Perché non bisogna mai dimenticarsi il saper fare le cose con le mani, senza però demonizzare mai il progresso. Nelle mie consulenze ci sono anche le impastatrici, la mia idea è guardare con interesse alla tecnologia, tanto che per me il futuro è un macchinario che può togliere all’uomo la fatica di certi step di lavoro. Ci sono però delle fasi dove la percezione umana attraverso i sensi dona la vera identità al prodotto. Non si possono formare dei ragazzi senza la percezione sensoriale, questa è una sensibilità che l’impastatrice non potrebbe mai raggiungere. Oggi le materie prime, come i grani, hanno un così alto tasso di instabilità che non danno mai la stessa resa se lavorati con dei processi standard…è l’uomo che ha la percezione di qual è il metodo più adatto.
Quale pensa sia il suo know-how che lo differenzia dai suoi colleghi del mestiere?
Sono stato capace di scomporre la figura del pizzaiolo creando un team che abbia come minimo comune denominatore il sapere e la formazione. Lavorano con me agronomi e biologi nutrizionisti che apportano ogni giorno delle conoscenze al processo di lavorazione della materia prima.
Lei concepisce il suo mestiere come una continua rielaborazione, ricerca, evoluzione. In che modo si può spaziare con un cibo così semplice?
Nell’accortezza di scegliere materie prime, iniziando dai grani. Il mio più grande obiettivo è scardinare l’immagine della pizza come cibo-sgarro e rendere questo alimento sano. Sono stato eletto ambasciatore della dieta mediterranea e ho creato un menù che porta il nome di “Menù La Pizza Mediterranea”. Mi sono confrontato con le università e ho unito la parte scientifica per creare un piccolo menù di 12 pizze che rappresentino un pasto sano e non più uno strappo ad un regime alimentare. Di queste, l’associazione AIC me ne ha riconosciute 7.

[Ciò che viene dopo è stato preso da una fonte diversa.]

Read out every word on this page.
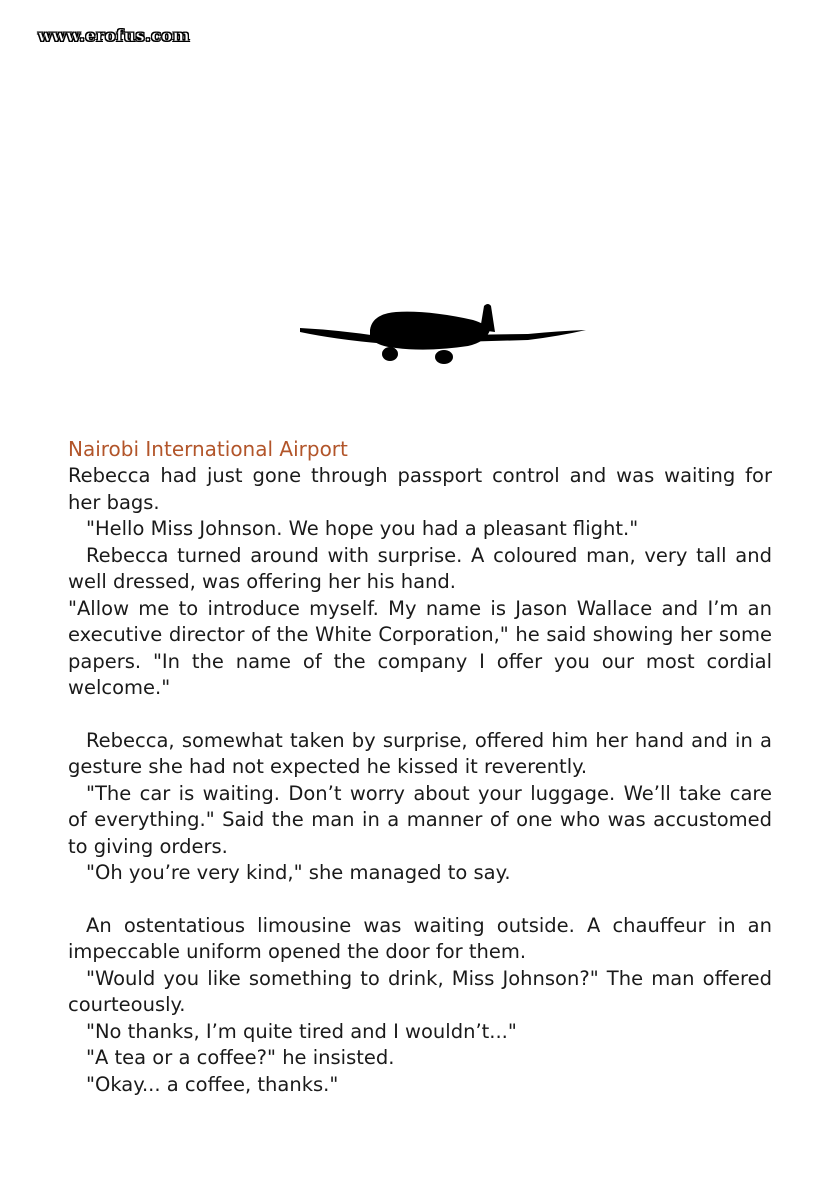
www.erofus.com
Nairobi International Airport

Rebecca had just gone through passport control and was waiting for her bags.

"Hello Miss Johnson. We hope you had a pleasant flight."

Rebecca turned around with surprise. A coloured man, very tall and well dressed, was offering her his hand.

"Allow me to introduce myself. My name is Jason Wallace and I’m an executive director of the White Corporation," he said showing her some papers. "In the name of the company I offer you our most cordial welcome."

Rebecca, somewhat taken by surprise, offered him her hand and in a gesture she had not expected he kissed it reverently.

"The car is waiting. Don’t worry about your luggage. We’ll take care of everything." Said the man in a manner of one who was accustomed to giving orders.

"Oh you’re very kind," she managed to say.

An ostentatious limousine was waiting outside. A chauffeur in an impeccable uniform opened the door for them.

"Would you like something to drink, Miss Johnson?" The man offered courteously.

"No thanks, I’m quite tired and I wouldn’t..."

"A tea or a coffee?" he insisted.

"Okay... a coffee, thanks."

Negli ultimi anni abbiamo visto l’industria del food cambiare per avvicinarsi sempre di più ad un ideale estetico sia nella realizzazione che nella presentazione finale. Crede si tratti di un progresso o di una moda?
Tutto dipende dalla finalità. La mia pizza è lavorata prima, durante e dopo la cottura perché – ad esempio – se vado a posizionare delle materie prime soltanto dopo la cottura, queste possono perdere il loro apporto nutrizionale a 400 gradi. L’estetica deve avere sempre una duplice finalità, un perché. Io cerco sempre di regalare al palato delle emozioni diverse, giocando con consistenze e gradi di calore contrastanti che appagano l’occhio, ma soprattutto hanno dietro un motivo.
Quali sono gli elementi essenziali per fare una pizza ad arte?
Oggi la pizza non è solo un cibo da strada. La pizza è un piatto a tutti gli effetti, che va realizzato con competenze tecniche e scientifiche. Somministrare un cibo oggi è un atto di responsabilità, e il futuro sta nel mangiare sano. Il mio obiettivo è lavorare per un cibo che viene raccontato e presentato con consistenza e amore.
Oggi gli chef e i pizzaioli sono diventati celebrities anche grazie ai social media, come gestisce l’attenzione mediatica?
Faccio molta attenzione. Cerco di comunicare sempre un 20% in meno di quello che vorrei pubblicare. Oggi c’è troppa comunicazione sul food, soprattutto sulla pizza, e a volte bisognerebbe focalizzarsi maggiormente sulla qualità di quello che si comunica.
Progetti futuri?
Io sono uno dei pochi pizzaioli che ha detto no ai grandi progetti sulle piazze, che portano soltanto affluenza. Portare la pizza fuori Caiazzo deve essere una questione di stimoli, di accrescimento. Per me è importante lavorare su obiettivi di piccoli progetti, dove ci sono delle finalità che vanno oltre quella economica, come ad esempio portare la mia pizza a dialogare con l’alta ristorazione. Ma se devo dire qual è il mio obiettivo per eccellenza: trasmettere ai miei figli e ai miei ragazzi il sapere. Il mio più grande desiderio è quello di guardare la continuità e la sopravvivenza di quello che ho creato e, successivamente, infuso loro.
Un ringraziamento speciale a Franco Pepe per i suoi preziosi insegnamenti, augurandogli il meglio per tutti i suoi progetti!